Le projet de plusieurs millions de dollars pourrait créer de 75 à 100 emplois dans la communauté de 8000 habitants où l’industrie du tabac est depuis longtemps l’un des plus importants employeurs.

Mais les temps sont plus durs ces jours-ci, explique la chef Gina Deer. « Avec la fermeture de plusieurs usines de tabac, les gens cherchent des emplois dans la communauté », ajoute-t-elle.

Le Conseil de bande de Kahnawake aimerait s’inspirer de Smiths Falls, une petite municipalité de l’est de l'Ontario où Canopy Growth est basé depuis quelques années. Le géant du cannabis a su donner un second souffle à l’économie locale après la fermeture de l’usine Hershey.

Canopy Growth – l’un des six producteurs choisis par la Société des alcools du Québec pour approvisionner la future Société québécoise du cannabis – a déjà conclu un partenariat avec un producteur de Mirabel. La compagnie possède des installations à Saint-Lucien également.

Canopy Growth n’a pas voulu répondre à nos questions. « Nous ne commentons pas d’ententes avant leur signature », a affirmé un porte-parole de la compagnie joint par Radio-Canada.

Cette éventuelle entente avec Canopy Growth pourrait survenir alors que Kahnawake est sur le point d’adopter son propre projet de loi sur le contrôle du cannabis, qui prévoit notamment de fixer à 21 ans l’âge minimal pour en acheter. Un moratoire sur la production du cannabis est par ailleurs en place sur tout le territoire.

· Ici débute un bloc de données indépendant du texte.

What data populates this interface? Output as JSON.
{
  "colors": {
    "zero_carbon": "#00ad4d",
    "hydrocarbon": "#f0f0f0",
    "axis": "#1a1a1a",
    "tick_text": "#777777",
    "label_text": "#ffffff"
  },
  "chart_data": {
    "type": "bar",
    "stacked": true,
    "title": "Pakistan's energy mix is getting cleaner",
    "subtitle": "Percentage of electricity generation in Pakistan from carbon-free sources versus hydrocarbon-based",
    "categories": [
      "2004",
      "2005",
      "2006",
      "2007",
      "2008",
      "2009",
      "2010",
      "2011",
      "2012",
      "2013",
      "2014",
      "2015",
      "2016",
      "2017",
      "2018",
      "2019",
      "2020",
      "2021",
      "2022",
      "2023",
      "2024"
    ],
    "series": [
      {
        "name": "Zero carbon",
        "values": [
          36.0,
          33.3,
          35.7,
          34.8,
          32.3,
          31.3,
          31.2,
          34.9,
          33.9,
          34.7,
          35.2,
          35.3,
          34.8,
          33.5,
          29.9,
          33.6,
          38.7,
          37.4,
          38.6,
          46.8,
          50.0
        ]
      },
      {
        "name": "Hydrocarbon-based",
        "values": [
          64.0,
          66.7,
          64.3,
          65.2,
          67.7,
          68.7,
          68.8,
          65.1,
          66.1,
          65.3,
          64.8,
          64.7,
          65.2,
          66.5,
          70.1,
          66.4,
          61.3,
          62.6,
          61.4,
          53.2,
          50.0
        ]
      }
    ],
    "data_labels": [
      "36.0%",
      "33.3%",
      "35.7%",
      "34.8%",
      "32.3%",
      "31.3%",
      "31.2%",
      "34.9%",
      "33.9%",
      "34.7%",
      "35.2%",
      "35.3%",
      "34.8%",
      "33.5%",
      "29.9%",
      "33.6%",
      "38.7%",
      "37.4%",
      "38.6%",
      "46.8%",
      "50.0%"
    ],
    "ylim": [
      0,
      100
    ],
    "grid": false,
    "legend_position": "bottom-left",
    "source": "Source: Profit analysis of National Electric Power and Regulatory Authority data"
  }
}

Kanesatake voudrait s'inspirer de Kahnawake

Les communautés autochtones ne sont pas toutes aussi avancées sur la question du cannabis. À Kanesatake, au nord-ouest de Montréal, le grand chef Serge Otsi Simon affirme vouloir également consulter la population sur la légalisation et adopter son propre projet de loi, à l’instar de Kahnawake, mais « ce sont les fonds qui manquent », dit-il.

« Eux [Kahnawake] ont les corps policiers, les ressources nécessaires pour traiter les problèmes. Nous, à Kanesatake, on est laissés à nos propres moyens, avec très peu de ressources », déplore-t-il.

Craignant la contrebande, le grand chef voudrait former une force policière locale qui viendrait appuyer les inspecteurs du gouvernement afin de s’assurer que les magasins de cannabis « suivent les règles ». Dans sa communauté, au moins cinq marchands de cigarettes vendent déjà du cannabis, s’inquiète-t-il.

Kanesatake est patrouillé par la Sûreté du Québec, qui a pris le relais du corps de police autochtone local il y a une quinzaine d’années.